Não falava pessoalmente com meu pai desde 1999. A última vez em que conversamos foi quando ele me enganou e nunca mais. Todo aniversário, por mais que o odiasse, aguardava um telefonema, uma visita, até mesmo um sinal de fumaça. A vida era uma eterna iconoclasta.

Eneida era ruiva, um pouco sardenta, estatura média e magra apesar de ter dois filhos com idades entre 2 e 6 anos. A primeira impressão era de uma mulher rude e introvertida, porém revelou-se uma grande amiga e juntas assistimos a novelas, filmes e tive passe livre para entrar no cercado onde eram criados lindos filhotes de cães com porte pequeno a exemplo de Pinscher, Beagle, Yorkshire, Shih-Tzu.

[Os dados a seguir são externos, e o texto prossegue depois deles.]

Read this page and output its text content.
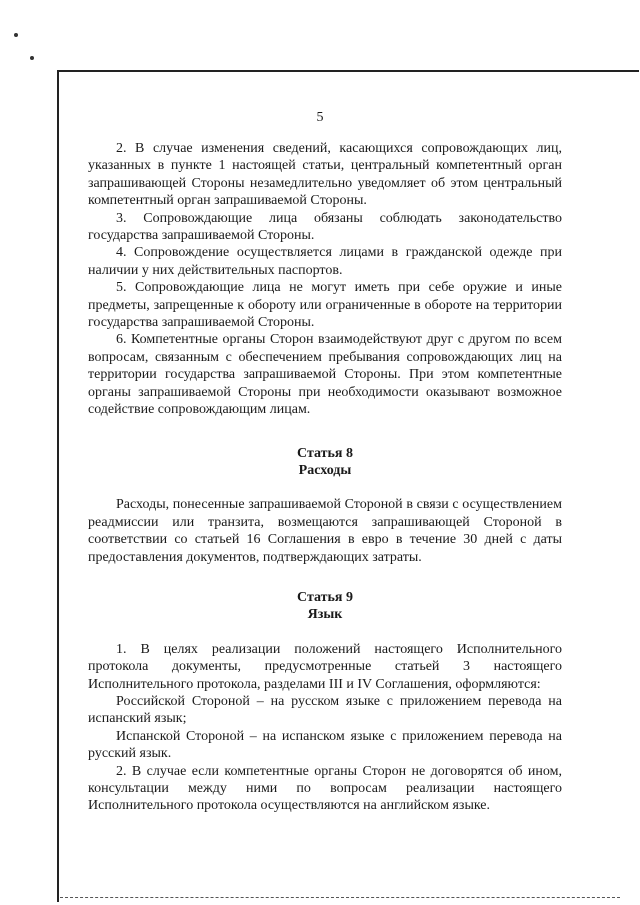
5

2. В случае изменения сведений, касающихся сопровождающих лиц, указанных в пункте 1 настоящей статьи, центральный компетентный орган запрашивающей Стороны незамедлительно уведомляет об этом центральный компетентный орган запрашиваемой Стороны.

3. Сопровождающие лица обязаны соблюдать законодательство государства запрашиваемой Стороны.

4. Сопровождение осуществляется лицами в гражданской одежде при наличии у них действительных паспортов.

5. Сопровождающие лица не могут иметь при себе оружие и иные предметы, запрещенные к обороту или ограниченные в обороте на территории государства запрашиваемой Стороны.

6. Компетентные органы Сторон взаимодействуют друг с другом по всем вопросам, связанным с обеспечением пребывания сопровождающих лиц на территории государства запрашиваемой Стороны. При этом компетентные органы запрашиваемой Стороны при необходимости оказывают возможное содействие сопровождающим лицам.

Статья 8
Расходы

Расходы, понесенные запрашиваемой Стороной в связи с осуществлением реадмиссии или транзита, возмещаются запрашивающей Стороной в соответствии со статьей 16 Соглашения в евро в течение 30 дней с даты предоставления документов, подтверждающих затраты.

Статья 9
Язык

1. В целях реализации положений настоящего Исполнительного протокола документы, предусмотренные статьей 3 настоящего Исполнительного протокола, разделами III и IV Соглашения, оформляются:

Российской Стороной – на русском языке с приложением перевода на испанский язык;

Испанской Стороной – на испанском языке с приложением перевода на русский язык.

2. В случае если компетентные органы Сторон не договорятся об ином, консультации между ними по вопросам реализации настоящего Исполнительного протокола осуществляются на английском языке.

-São lindos, não são? – comentava Eneida colocando ração para a enorme ninhada de Beagles

-São sim. Se eu tivesse dinheiro e minha mãe deixasse, levava um.

-Escolhe um.

-Não posso. Minha mãe não deixa.

-Escolhe.

-Eu ainda vou de ônibus. Não vão o deixar entrar.

-Eu falo com os adultos.

Ele era o menorzinho da ninhada e seus irmãos maiores não o deixavam mamar. Embora triste, abanou o rabinho quando fique de cócoras e afaguei-lhe separada pela cerca. Temia a reação da cachorrinha amamentando.

-Esse aqui já é de alguém?

-Gostou dele? – perguntou Eneida o colocando no colo

-Gostei. – sorri

-Então ele é seu. – me deixou segurar o cãozinho – Ele é meio cricri, mas é um doce.

-Acho que vou chama-lo de Cricri.

Aos cuidados de Eneida e Ademir consegui suportar a estadia no Hotel Fazenda dos infernos e até ousei a andar a cavalo, alimentar as galinhas e curtir os primeiros dias com meu primeiro cachorrinho, sapeca e brincalhão como todo filhote.

De volta a Curitiba, a coordenação do colégio invitou mamãe a comparecer a instituição para ter uma conversa a portas fechadas. Eu, do lado de fora, pude ouvir um pouco do diálogo.

-Desde que a menina Aline morreu, Renata isolou-se muito dos colegas.

-Renata nunca teve nenhum amigo. – Meire afirmava como se fosse sua propriedade

Aline e Adolfo eram meus únicos amigos e deles separada fui sem qualquer chance de impedimento. Antes e depois deles ir a escola era um exercício de garra e resistência.

-A garota pode ter desvios homossexuais. Todos os colegas a acusam disso. – caluniava uma coordenadora – Ela tentou assediar uma professora casada para ser aprovada, segundo os relatos da aluna Cássia, sempre preocupada com Renata
.
Difamações que faziam Meire me tratar com mais rancor ainda.